(I wrote this article as a contributed guest piece for DataSift’s blog. DataSift didn’t pay me to write it, but they did sponsor my October 30, 2012 Sentiment Analysis Symposium.)
Given: Your social listening, engagement, marketing, and customer support initiatives — and beyond them, a range of emerging, social-infused business processes (that is, every process that involves people) — require clean, complete, well-structured, and reliable social data. If you’re already a DataSift customer, you surely agree, but if you’re not yet convinced, poke around the DataSift site a bit — or contact me and let me convince you — and I’m sure you will come around.
Yet good data is only a starting point. Keep your eye on the finish line and on the path from start to finish.
The finish line is crazy-great products and services, happy customers, and, yes, profit, however measured. The path is paved with opportunities. Good data enables you to recognize and seize them and also to manage risk. The challenge is in the recognition, action, mitigation, and measurement. For those functions, and to understand and prepare for inevitable changes in demand and market conditions, you need to see beyond the numbers. You need insight and foresight, which can be obtained systematically and reliably only via appropriate and timely analytics.
Given the abundance of useful data available, the aim is to do more with more. Analytics and semantics will guide you.
Analytics is a set of algorithms, software, and practices that transform data to produce insights that support decision-making. Don’t be fooled by the e-metrics types who would narrowly define “analytics” as counting site visits, referrers, social connections, and retweets. Appropriate analytics — for the social-online era and its “unstructured,” geospatial, network, and time-based data — extends to handling of information extracted from text and other content. That extracted information may include names (people, places, companies, brands), events, and relationships.
And foresight: That comes from predictive modeling that fuses data from disparate sources, of disparate types. You need to understand how all that data is interrelated.
Semantic computing is about data relationships — about “this is a that” — and about attributes. (The common definition, that “semantics” means “meaning,” is hopelessly shallow.) Examples help: “Joe Biden is vice president of the United States” captures multiple relationships, just as the statement that “India is a country… in Asia… of over 1.2 billion people” classifies India as a county, hierarchically within a continent, with a population-size attribute, and just as “I prefer Android phones to the iPhone” conveys relationships, namely my relative preferences.
Remember that we’re dealing with social sources, replete with opinions, attitudes, and emotions, namely sentiment. Statements like the Android-iPhone one above are a social-network norm although they are typically expressed ungrammatically, with slang, abbreviations, misspellings, and sarcasm and in dozens of human languages, distributed across thousands of social and online platforms. Meaning-finding, via analytics and semantics, can get complicated, especially if you don’t have the right set of tools and processes.
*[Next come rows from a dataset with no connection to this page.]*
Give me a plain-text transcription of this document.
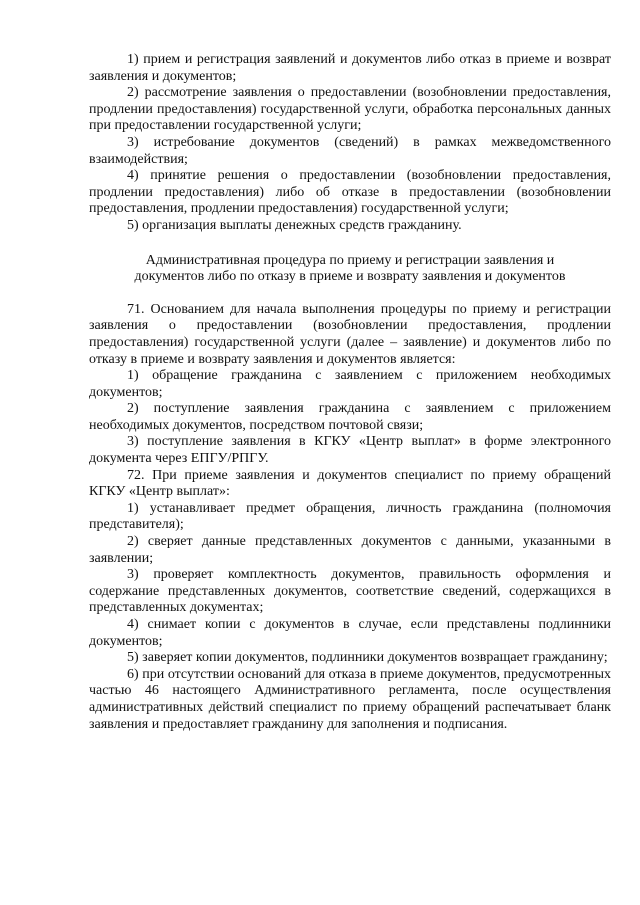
1) прием и регистрация заявлений и документов либо отказ в приеме и возврат заявления и документов;

2) рассмотрение заявления о предоставлении (возобновлении предоставления, продлении предоставления) государственной услуги, обработка персональных данных при предоставлении государственной услуги;

3) истребование документов (сведений) в рамках межведомственного взаимодействия;

4) принятие решения о предоставлении (возобновлении предоставления, продлении предоставления) либо об отказе в предоставлении (возобновлении предоставления, продлении предоставления) государственной услуги;

5) организация выплаты денежных средств гражданину.

Административная процедура по приему и регистрации заявления и

документов либо по отказу в приеме и возврату заявления и документов

71. Основанием для начала выполнения процедуры по приему и регистрации заявления о предоставлении (возобновлении предоставления, продлении предоставления) государственной услуги (далее – заявление) и документов либо по отказу в приеме и возврату заявления и документов является:

1) обращение гражданина с заявлением с приложением необходимых документов;

2) поступление заявления гражданина с заявлением с приложением необходимых документов, посредством почтовой связи;

3) поступление заявления в КГКУ «Центр выплат» в форме электронного документа через ЕПГУ/РПГУ.

72. При приеме заявления и документов специалист по приему обращений КГКУ «Центр выплат»:

1) устанавливает предмет обращения, личность гражданина (полномочия представителя);

2) сверяет данные представленных документов с данными, указанными в заявлении;

3) проверяет комплектность документов, правильность оформления и содержание представленных документов, соответствие сведений, содержащихся в представленных документах;

4) снимает копии с документов в случае, если представлены подлинники документов;

5) заверяет копии документов, подлинники документов возвращает гражданину;

6) при отсутствии оснований для отказа в приеме документов, предусмотренных частью 46 настоящего Административного регламента, после осуществления административных действий специалист по приему обращений распечатывает бланк заявления и предоставляет гражданину для заполнения и подписания.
And here’s the pitch: You need automated analyses to make effective use of sentiment. One way to learn how is to join me and DataSift at my up-coming Sentiment Analysis Symposium, October 30 in San Francisco. DataSift is a sponsor.
You might also take advantage of the optional, exceptional learning opportunities that precede the symposium the afternoon of October 29, a Practical Sentiment Analysis tutorial, developed and taught by Dr. Diana Maynard of the Univ. of Sheffield, and a new Introduction to Social Media Listening class, taught by former IBM Distinguished Engineer Mike Moran. Learn how to do more with more.
But there are many ways to learn. One is simply by doing. You know your own business better than anyone else. Trace back a sampling of focused business goals, from decision-support insights to source data, via a set of analyses and visualizations. Definitely do look to the many great solution providers out there, for consulting and tool help, if you need it.
What’s an example? Maybe you want to study the comparative effectiveness, measured by both social/media response and sales increase, of a set of trial, limited-duration, regional marketing campaigns. Arrange a data feed from the online and social platforms where people are posting campaign reactions or general product comments. Set up filters to eliminate data that’s not immediately pertinent. Find and configure analysis tools to study posting and message-diffusion patterns and to extract sentiment related to the products/services, classified by location and demographics. Look for trends, shifts, and outliers across the campaign — often change will provide the greatest insights — and investigate root causes by drilling through to individual postings and aggregate opinions. Link to related data sources, to customer profiles, transaction records, general market data, and so on. Implement changes and measure their impact relative to predictions.
I have sketched a process that will take you from social data to business insight. There are many variants that suit the range of business conditions. The data is available. It’s up to you to learn and gain the rewards.